Before too long I was busy enough that I needed to hire an employee; that is the acquiring humans part. Now, not only was I responsible for myself, but I had another human; a person with a name and a life; to whom I was responsible.  

I worked hard, as did she, and several years had gone by when my wife and I realized that we’d not been on a vacation since the business had started. 

How could I leave? I thought. If I left I was certain I’d go out of business and not only would I have let down my family, but my 1 employee as well. I do not believe that it is ego, or ego alone that drives the entrepreneur to believe that business responsibility rests on them alone, but it’s a heavy burden. I cannot remember where we went on vacation, only that we took one.

Much to my surprise I returned and had not gone out of business. In fact, my absence, gave my employee the space to grow and thrive. Not only did she ‘hold down the fort’ but indeed everything went just fine…maybe better?!

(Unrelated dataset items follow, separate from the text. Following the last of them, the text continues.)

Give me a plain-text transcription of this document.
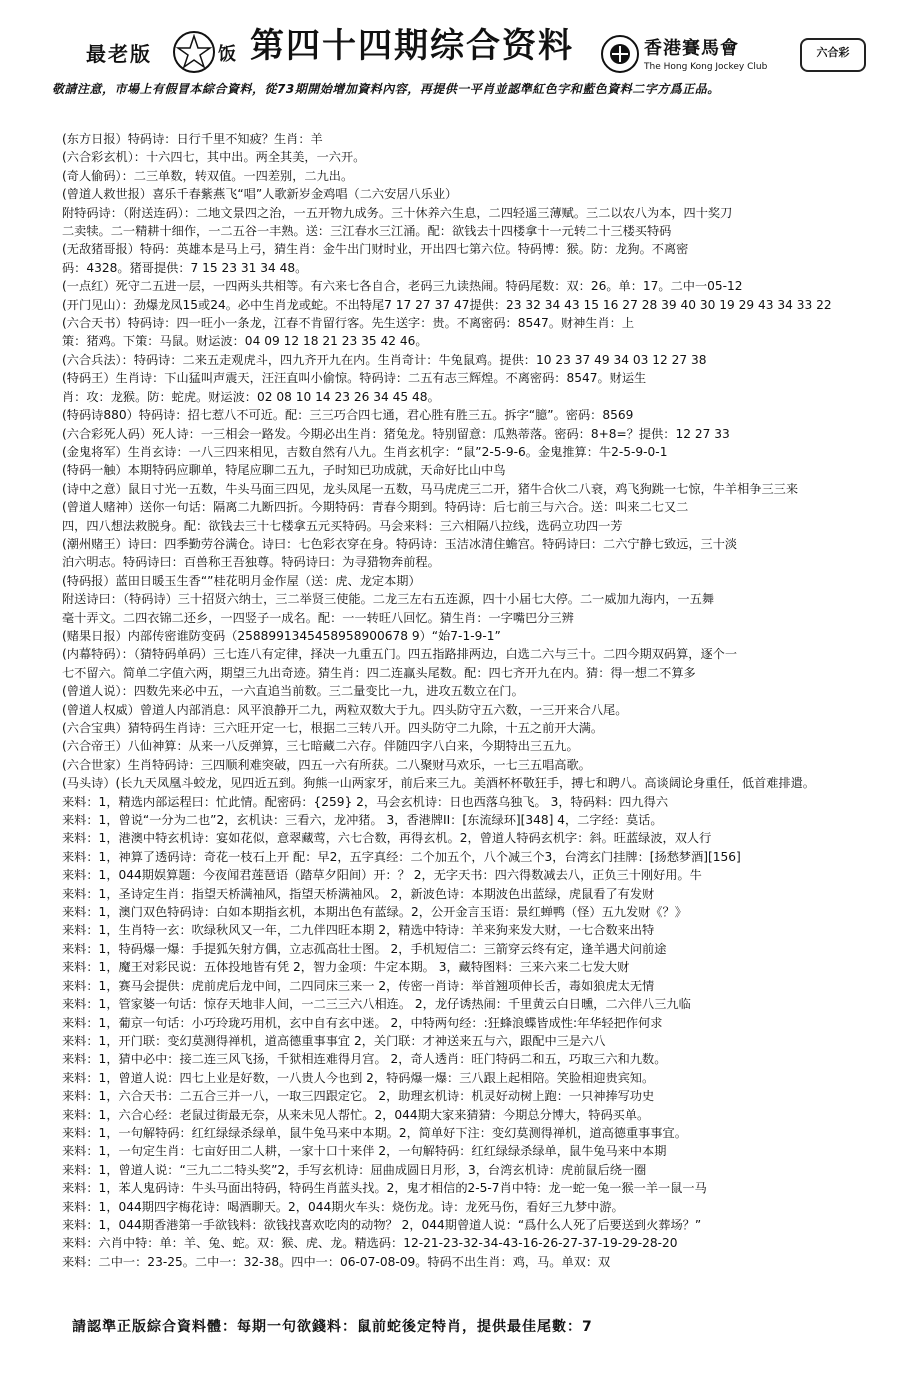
最老版	饭 第四十四期综合资料	香港賽馬會
The Hong Kong Jockey Club
六合彩
敬請注意，市場上有假冒本綜合資料，從73期開始增加資料內容，再提供一平肖並認準紅色字和藍色資料二字方爲正品。
(东方日报）特码诗：日行千里不知疲？生肖：羊
(六合彩玄机）：十六四七，其中出。两全其美，一六开。
(奇人偷码）：二三单数，转双值。一四差别，二九出。
(曾道人救世报）喜乐千春紫燕飞“唱”人歌新岁金鸡唱（二六安居八乐业）
附特码诗：（附送连码）：二地文景四之治，一五开物九成务。三十休养六生息，二四轻遥三薄赋。三二以农八为本，四十奖刀
二卖犊。二一精耕十细作，一二五谷一丰熟。送：三江春水三江涌。配：欲钱去十四楼拿十一元转二十三楼买特码
(无敌猪哥报）特码：英雄本是马上弓，猜生肖：金牛出门财时业，开出四七第六位。特码博：猴。防：龙狗。不离密
码：4328。猪哥提供：7 15 23 31 34 48。
(一点红）死守二五进一层，一四两头共相等。有六来七各自合，老码三九读热闹。特码尾数：双：26。单：17。二中一05-12
(开门见山）：劲爆龙凤15或24。必中生肖龙或蛇。不出特尾7 17 27 37 47提供：23 32 34 43 15 16 27 28 39 40 30 19 29 43 34 33 22
(六合天书）特码诗：四一旺小一条龙，江春不肯留行客。先生送字：贵。不离密码：8547。财神生肖：上
策：猪鸡。下策：马鼠。财运波：04 09 12 18 21 23 35 42 46。
(六合兵法）：特码诗：二来五走观虎斗，四九齐开九在内。生肖奇计：牛兔鼠鸡。提供：10 23 37 49 34 03 12 27 38
(特码王）生肖诗：下山猛叫声震天，汪汪直叫小偷惊。特码诗：二五有志三辉煌。不离密码：8547。财运生
肖：攻：龙猴。防：蛇虎。财运波：02 08 10 14 23 26 34 45 48。
(特码诗880）特码诗：招七惹八不可近。配：三三巧合四七通，君心胜有胜三五。拆字“臆”。密码：8569
(六合彩死人码）死人诗：一三相会一路发。今期必出生肖：猪兔龙。特别留意：瓜熟蒂落。密码：8+8=？提供：12 27 33
(金鬼将军）生肖玄诗：一八三四来相见，吉数自然有八九。生肖玄机字：“鼠”2-5-9-6。金鬼推算：牛2-5-9-0-1
(特码一触）本期特码应聊单，特尾应聊二五九，子时知已功成就，天命好比山中鸟
(诗中之意）鼠日寸光一五数，牛头马面三四见，龙头凤尾一五数，马马虎虎三二开，猪牛合伙二八衰，鸡飞狗跳一七惊，牛羊相争三三来
(曾道人赌神）送你一句话：隔离二九断四折。今期特码：青春今期到。特码诗：后七前三与六合。送：叫来二七又二
四，四八想法救脱身。配：欲钱去三十七楼拿五元买特码。马会来料：三六相隔八拉线，选码立功四一芳
(潮州赌王）诗曰：四季勤劳谷满仓。诗曰：七色彩衣穿在身。特码诗：玉洁冰清住蟾宫。特码诗曰：二六宁静七致远，三十淡
泊六明志。特码诗曰：百兽称王吾独尊。特码诗曰：为寻猎物奔前程。
(特码报）蓝田日暖玉生香“”桂花明月金作屋（送：虎、龙定本期）
附送诗曰：（特码诗）三十招贤六纳士，三二举贤三使能。二龙三左右五连源，四十小届七大停。二一威加九海内，一五舞
毫十弄文。二四衣锦二还乡，一四竖子一成名。配：一一转旺八回忆。猜生肖：一字嘴巴分三辨
(赌果日报）内部传密谁防变码（2588991345458958900678 9）“始7-1-9-1”
(内幕特码）：（猜特码单码）三七连八有定律，择决一九重五门。四五指路排两边，白选二六与三十。二四今期双码算，逐个一
七不留六。简单二字值六两，期望三九出奇迹。猜生肖：四二连赢头尾数。配：四七齐开九在内。猜：得一想二不算多
(曾道人说）：四数先来必中五，一六直追当前数。三二量变比一九，进攻五数立在门。
(曾道人权威）曾道人内部消息：风平浪静开二九，两粒双数大于九。四头防守五六数，一三开来合八尾。
(六合宝典）猜特码生肖诗：三六旺开定一七，根据二三转八开。四头防守二九除，十五之前开大满。
(六合帝王）八仙神算：从来一八反弹算，三七暗藏二六存。伴随四字八白来，今期特出三五九。
(六合世家）生肖特码诗：三四顺利难突破，四五一六有所获。二八聚财马欢乐，一七三五唱高歌。
(马头诗）(长九天凤凰斗蛟龙，见四近五到。狗熊一山两家牙，前后来三九。美酒杯杯敬狂手，搏七和聘八。高谈阔论身重任，低首难排遣。
来料：1，精选内部运程曰：忙此情。配密码：{259} 2，马会玄机诗：日也西落乌独飞。 3，特码料：四九得六
来料：1，曾说“一分为二也”2，玄机诀：三看六，龙冲猪。 3，香港牌II：[东流绿环][348] 4，二字经：莫话。
来料：1，港澳中特玄机诗：宴如花似，意翠藏莺，六七合数，再得玄机。2，曾道人特码玄机字：斜。旺蓝绿波，双人行
来料：1，神算了透码诗：奇花一枝石上开 配：早2，五字真经：二个加五个，八个减三个3，台湾玄门挂牌：[扬愁梦酒][156]
来料：1，044期娱算题：今夜闻君莲琶语（踏草夕阳间）开：？ 2，无字天书：四六得数减去八，正负三十刚好用。牛
来料：1，圣诗定生肖：指望天桥满袖风，指望天桥满袖风。 2，新波色诗：本期波色出蓝绿，虎鼠看了有发财
来料：1，澳门双色特码诗：白如本期指玄机，本期出色有蓝绿。2，公开金言玉语：景红蝉鸭（怪）五九发财《？》
来料：1，生肖特一玄：吹绿秋风又一年，二九伴四旺本期 2，精选中特诗：羊来狗来发大财，一七合数来出特
来料：1，特码爆一爆：手提狐矢射方偶，立志孤高壮士图。 2，手机短信二：三箭穿云终有定，逢羊遇犬问前途
来料：1，魔王对彩民说：五体投地皆有凭 2，智力金项：牛定本期。 3，藏特图料：三来六来二七发大财
来料：1，赛马会提供：虎前虎后龙中间，二四同床三来一 2，传密一肖诗：举首翘项伸长舌，毒如狼虎太无情
来料：1，管家婆一句话：惊存天地非人间，一二三三六八相连。 2，龙仔诱热闹：千里黄云白日曛，二六伴八三九临
来料：1，葡京一句话：小巧玲珑巧用机，玄中自有玄中迷。 2，中特两句经：:狂蜂浪蝶皆成性:年华轻把作何求
来料：1，开门联：变幻莫测得禅机，道高德重事事宜 2，关门联：才神送来五与六，跟配中三是六八
来料：1，猜中必中：接二连三风飞扬，千狱相连难得月宫。 2，奇人透肖：旺门特码二和五，巧取三六和九数。
来料：1，曾道人说：四七上业是好数，一八贵人今也到 2，特码爆一爆：三八跟上起相陪。笑脸相迎贵宾知。
来料：1，六合天书：二五合三并一八，一取三四跟定它。 2，助理玄机诗：机灵好动树上跑：一只神捧写功史
来料：1，六合心经：老鼠过街最无奈，从来未见人帮忙。2，044期大家来猜猜：今期总分博大，特码买单。
来料：1，一句解特码：红红绿绿杀绿单，鼠牛兔马来中本期。2，简单好下注：变幻莫测得禅机，道高德重事事宜。
来料：1，一句定生肖：七亩好田二人耕，一家十口十来伴 2，一句解特码：红红绿绿杀绿单，鼠牛兔马来中本期
来料：1，曾道人说：“三九二二特头奖”2，手写玄机诗：屈曲成圆日月形，3，台湾玄机诗：虎前鼠后绕一圈
来料：1，苯人鬼码诗：牛头马面出特码，特码生肖蓝头找。2，鬼才相信的2-5-7肖中特：龙一蛇一兔一猴一羊一鼠一马
来料：1，044期四字梅花诗：喝酒聊天。2，044期火车头：烧伤龙。诗：龙死马伤，看好三九梦中游。
来料：1，044期香港第一手欲钱料：欲钱找喜欢吃肉的动物？ 2，044期曾道人说：“爲什么人死了后要送到火葬场？”
来料：六肖中特：单：羊、兔、蛇。双：猴、虎、龙。精选码：12-21-23-32-34-43-16-26-27-37-19-29-28-20
来料：二中一：23-25。二中一：32-38。四中一：06-07-08-09。特码不出生肖：鸡，马。单双：双
請認準正版綜合資料體：每期一句欲錢料：鼠前蛇後定特肖，提供最佳尾數：7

I write this blog entry from an airplane returning from a 2 week vacation, and in full confidence that in my absence the business will not only be there for me to return to, but that everything went well. Yes, 20 years later a lot has changed. We are now more than 30 employees and I still feel a great responsibility to each and every one of them. But I also owe them a great deal of thanks and appreciation.
We traveled back in time to Petra, Jordan

I am now returning after 2 weeks, refreshed and renewed, ready to go back to work. So, in case I have not made it clear, I would like to say “Thank You” employees. I value your contributions to our clients and our company; and, now that I’m refreshed, I will continue to work hard for you.